Process automation solutions that utilize Digital Twin must be comprehensive, with redundant network security measures and HMIs that make operation, data extraction and presentation, and system reconfigure simple for the user.

Benefits of Digital Twins for Manufacturers

This practice of creating Digital Twins enables us to provide operators with a tool which supplies insight on their processes. From mechanical jams to downtime metrics, users can peek under the hood of their process and take meaningful action.

Furthermore, because this system and its data are centralized, users can connect from anywhere, enabling remote support and troubleshooting without incurring the burden and cost, both in time and money, of traveling to the site.

Manufacturers can benefit in several ways from this ability to have 100% visibility of huge, intricate production lines that are impossible to monitor comprehensively from the factory floor:

  • Improved Monitoring/Optimization: Digital twins provide real-time insights into asset performance, enabling better monitoring, predictive maintenance and optimization of operational processes.
  • Less Defects/Downtime: By identifying potential issues early on, digital twins can help prevent equipment failures and unplanned downtime, leading to cost savings.
  • Enhanced Design/Testing: Simulations on the digital twin can inform design decisions, test new configurations, and optimize processes before implementing them in the real world.
  • Better Collaboration/Decision-making: Shared access to a digital twin facilitates collaboration between engineers, operators, and other stakeholders, leading to informed decision-making.

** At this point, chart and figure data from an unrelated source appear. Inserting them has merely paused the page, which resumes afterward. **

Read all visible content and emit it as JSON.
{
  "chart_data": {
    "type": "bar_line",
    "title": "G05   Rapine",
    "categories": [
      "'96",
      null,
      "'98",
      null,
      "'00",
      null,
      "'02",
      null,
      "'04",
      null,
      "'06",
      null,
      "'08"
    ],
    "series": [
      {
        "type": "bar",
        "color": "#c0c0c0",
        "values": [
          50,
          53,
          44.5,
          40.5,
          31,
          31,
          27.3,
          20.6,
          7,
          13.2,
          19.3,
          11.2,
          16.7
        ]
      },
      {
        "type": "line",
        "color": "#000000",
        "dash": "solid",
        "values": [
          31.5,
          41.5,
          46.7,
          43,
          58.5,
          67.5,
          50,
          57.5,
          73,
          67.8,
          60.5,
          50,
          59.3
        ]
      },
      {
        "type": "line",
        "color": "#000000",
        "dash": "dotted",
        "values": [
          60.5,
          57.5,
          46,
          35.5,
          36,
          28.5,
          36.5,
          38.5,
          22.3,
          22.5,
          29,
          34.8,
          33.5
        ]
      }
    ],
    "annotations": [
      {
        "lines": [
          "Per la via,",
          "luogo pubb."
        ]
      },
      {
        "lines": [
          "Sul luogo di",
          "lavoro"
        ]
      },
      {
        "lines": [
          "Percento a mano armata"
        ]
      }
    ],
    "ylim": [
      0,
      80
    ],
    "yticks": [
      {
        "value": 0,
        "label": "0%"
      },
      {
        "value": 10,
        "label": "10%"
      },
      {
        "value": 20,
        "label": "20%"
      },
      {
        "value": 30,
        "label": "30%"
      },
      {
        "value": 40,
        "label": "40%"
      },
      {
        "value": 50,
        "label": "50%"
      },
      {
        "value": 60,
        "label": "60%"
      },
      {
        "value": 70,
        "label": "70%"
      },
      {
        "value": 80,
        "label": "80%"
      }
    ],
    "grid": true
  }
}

Digital Twin: The SparkNotes

While implementing Digital Twin at your facility isn’t essential to success, there is no question it augments the abilities of advanced integrated control systems.

Digital Twins:

  • Gather data from any connected machine.
  • Create a digital representation (“twin”) of machines.
  • Use gathered data to actuate twins.
  • Provide user-friendly display of production state.
  • Show digestible metrics for easy diagnostics.
  • Aid in remote support / troubleshooting

By holding a virtual mirror up to a production line, operators can see the details of what, how and where there is opportunity for improvement, which is integral to remaining competitive in ever-changing industries with ever-evolving technologies.